Семен Матвеич тоже нашел себе место в ряду окружающих людей и предметов; говорю предметов, потому что, в припадке уныния и убеждения в собственной ненужности и негодности, Семен Матвеич часто сожалел, почему он не доска, не стул; на нем бы хоть рубашки гладили, на нем хоть бы сидели. Обстоятельства, однакож, устроили ему иное тихое пристанище.

Новый начальник, осматривая комнаты палаты, мимоходом вопросительно взглядывал на попадавшиеся в шкафах с бумагами бутылки, колбасы и прочее съестное для подкрепления сил, отворил дверь в чертежную и остановился, не решаясь сделать шага далее.

Чертежная была совершенно отдельная комната с большим столом и высокими табуретами; в комнате этой не происходило никаких занятий, и Семен Матвеич Руднев поэтому избрал ее своей резиденцией. В последнее время этот муж совершенно прирос к палате и никогда не оставлял ее, словно сросся с ее стенами и полом. После долгой борьбы за существование Семен Матвеич вздумал повести атаку на чиновничьи карманы. Ближайшим средством к этому было наниматься за другого дежурить и получать за это четвертак.
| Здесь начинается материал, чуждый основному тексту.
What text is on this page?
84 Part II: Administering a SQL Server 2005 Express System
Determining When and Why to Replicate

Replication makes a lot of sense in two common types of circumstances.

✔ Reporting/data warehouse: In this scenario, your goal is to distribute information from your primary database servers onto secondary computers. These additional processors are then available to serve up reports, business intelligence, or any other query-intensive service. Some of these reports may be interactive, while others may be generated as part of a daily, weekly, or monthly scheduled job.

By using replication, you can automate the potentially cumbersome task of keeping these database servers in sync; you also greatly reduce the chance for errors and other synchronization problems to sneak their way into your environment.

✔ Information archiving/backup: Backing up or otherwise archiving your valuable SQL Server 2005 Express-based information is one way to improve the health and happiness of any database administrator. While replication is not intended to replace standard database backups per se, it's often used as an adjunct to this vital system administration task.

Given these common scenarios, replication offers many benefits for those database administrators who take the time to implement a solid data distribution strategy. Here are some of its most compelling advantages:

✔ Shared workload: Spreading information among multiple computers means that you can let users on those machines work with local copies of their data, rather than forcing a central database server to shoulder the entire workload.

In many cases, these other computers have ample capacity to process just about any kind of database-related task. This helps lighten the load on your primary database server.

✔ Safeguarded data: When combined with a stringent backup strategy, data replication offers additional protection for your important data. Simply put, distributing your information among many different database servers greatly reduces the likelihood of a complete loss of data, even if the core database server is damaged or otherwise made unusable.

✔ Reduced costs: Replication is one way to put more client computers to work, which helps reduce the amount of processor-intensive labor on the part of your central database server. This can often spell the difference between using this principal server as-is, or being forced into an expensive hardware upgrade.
Такого рода занятия понравились ему; они не требовали никаких терзаний головы, исключали всякое присутствие людей, надоевших Семену Матвеичу до тошноты, и, таким образом, доставляли ему и покой и некоторый верх над прочей братией, потому что скоплявшиеся мало-помалу четвертаки навели его на мысль еще более поэксплуатировать народ. Чиновная братия, в большинстве своих представителей ежедневно являющаяся с похмелья, очевидно жаждала опохмелиться и в такой крайности прибегала за четвертаками к Семену Матвеичу, который получал долг вдвойне от самого казначея при месячной раскладке. Поведя таким образом свои дела, Семен Матвеич скоро держал в руках всю палату, всем говорил "ты" и знать никого не хотел.